Next steps: Where those no longer eligible for Medicaid in SC can turn
CHARLESTON, S.C. (WCSC) - Medicaid coverage will end for millions of Americans in the coming months, potentially leaving those stripped of Medicaid confused on where to turn next.
The federal government allowed people to remain on Medicaid if they were no longer eligible during the pandemic, but for the first time since 2020, a new eligibility process begins this spring.
Government-funded Medicaid focuses on people with low incomes. Before the pandemic, approximately 1.05 million people in South Carolina were covered by Medicaid, with that number growing to 1.3 million currently. After the upcoming eligibility application process, the South Carolina Department of Health and Human Services says that number is expected to be back to the 2020 numbers.
The South Carolina Department of Health and Human Services will resume its standard Medicaid eligibility reviews on April 1, but the agency anticipates it will take twelve months to complete the entire process.
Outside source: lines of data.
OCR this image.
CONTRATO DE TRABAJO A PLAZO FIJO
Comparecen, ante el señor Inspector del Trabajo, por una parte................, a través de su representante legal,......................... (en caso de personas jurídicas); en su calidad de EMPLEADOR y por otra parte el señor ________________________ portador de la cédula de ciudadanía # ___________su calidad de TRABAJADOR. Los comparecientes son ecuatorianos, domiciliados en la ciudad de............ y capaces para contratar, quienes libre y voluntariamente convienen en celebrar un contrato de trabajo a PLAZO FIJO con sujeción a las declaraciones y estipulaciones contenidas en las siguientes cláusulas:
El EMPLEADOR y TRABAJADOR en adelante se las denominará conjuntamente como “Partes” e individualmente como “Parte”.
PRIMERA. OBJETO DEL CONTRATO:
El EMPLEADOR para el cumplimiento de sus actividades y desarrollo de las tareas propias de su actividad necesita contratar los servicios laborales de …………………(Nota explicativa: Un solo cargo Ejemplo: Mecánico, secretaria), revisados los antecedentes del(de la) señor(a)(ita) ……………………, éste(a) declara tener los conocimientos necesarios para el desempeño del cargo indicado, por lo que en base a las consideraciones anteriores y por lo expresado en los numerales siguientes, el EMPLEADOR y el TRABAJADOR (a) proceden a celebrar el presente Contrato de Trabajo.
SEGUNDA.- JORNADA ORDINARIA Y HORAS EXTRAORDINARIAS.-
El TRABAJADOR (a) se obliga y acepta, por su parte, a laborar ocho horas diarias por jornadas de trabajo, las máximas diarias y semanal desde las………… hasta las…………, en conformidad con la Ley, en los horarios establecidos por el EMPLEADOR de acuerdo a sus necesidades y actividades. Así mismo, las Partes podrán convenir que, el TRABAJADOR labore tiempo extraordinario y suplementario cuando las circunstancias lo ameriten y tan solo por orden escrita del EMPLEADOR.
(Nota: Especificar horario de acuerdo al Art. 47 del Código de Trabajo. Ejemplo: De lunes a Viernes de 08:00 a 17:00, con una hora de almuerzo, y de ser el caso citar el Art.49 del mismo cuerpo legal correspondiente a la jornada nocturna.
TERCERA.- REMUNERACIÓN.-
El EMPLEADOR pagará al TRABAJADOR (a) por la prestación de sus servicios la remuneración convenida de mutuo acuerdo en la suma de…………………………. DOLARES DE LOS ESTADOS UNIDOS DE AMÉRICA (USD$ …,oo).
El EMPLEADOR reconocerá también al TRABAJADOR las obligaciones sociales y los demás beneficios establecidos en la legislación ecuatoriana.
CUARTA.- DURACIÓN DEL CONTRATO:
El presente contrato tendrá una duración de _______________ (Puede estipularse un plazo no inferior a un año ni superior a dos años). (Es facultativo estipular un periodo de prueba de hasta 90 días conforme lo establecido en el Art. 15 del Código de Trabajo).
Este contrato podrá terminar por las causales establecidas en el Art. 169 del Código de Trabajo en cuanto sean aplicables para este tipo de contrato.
This means that some people with Medicaid coverage will not receive a notice until March of 2024. Regarding how this process will occur, Jeff Leieritz, South Carolina Department of Health and Human Services Director of Strategic Communications, says the department will first work through the individuals who are no longer eligible based off of age and income.
Medicaid customers will be communicated about their coverage via mail or text message, which may be a problem if you have changed addresses or phone numbers since 2020.
“It’s really important for us that we have up to date contact information for people,” Leieritz says.
All states have insurance markets where people who lose Medicaid can buy new coverage with help from different resources created by the Affordable Care Act which can be found at the federal government’s healthcare.gov
“We’ve also seen some national studies that estimate that about half of the people who will no longer be eligible for Medicaid through this process, about half of those individuals have an employer sponsored insurance option as well,” Leieritz says.
There are other options aside from marketplace plans. Benefit Concepts President, Sara DeBiasi, says is so important that her company, a Lowcountry health insurance brokerage, is offering free phone appointments to help people find resources.
“Pick up the phone and talk to somebody in real time. Google and healthcare.gov are great resources, but you will be inundated with information and vocabulary that you’ve probably never heard of before,” DeBiasi says. “Talk to somebody and just try to learn from someone. It takes a couple of minutes to talk and see what someone might guide you towards.”
Trying to locate or determine health insurance if are losing Medicaid coverage can sometimes be stressful and overwhelming.
“For many people, they’ve never had to think about picking out a plan or even doing anything to do with insurance,” DeBiasi says. “If you’re 20 but you should have aged off Medicaid at 19, now you’re going to lose Medicaid and you got to do something about it.”
The South Carolina Department of Health and Human Services says to find out if you are still eligible for Medicaid, check apply.scdhhs.gov.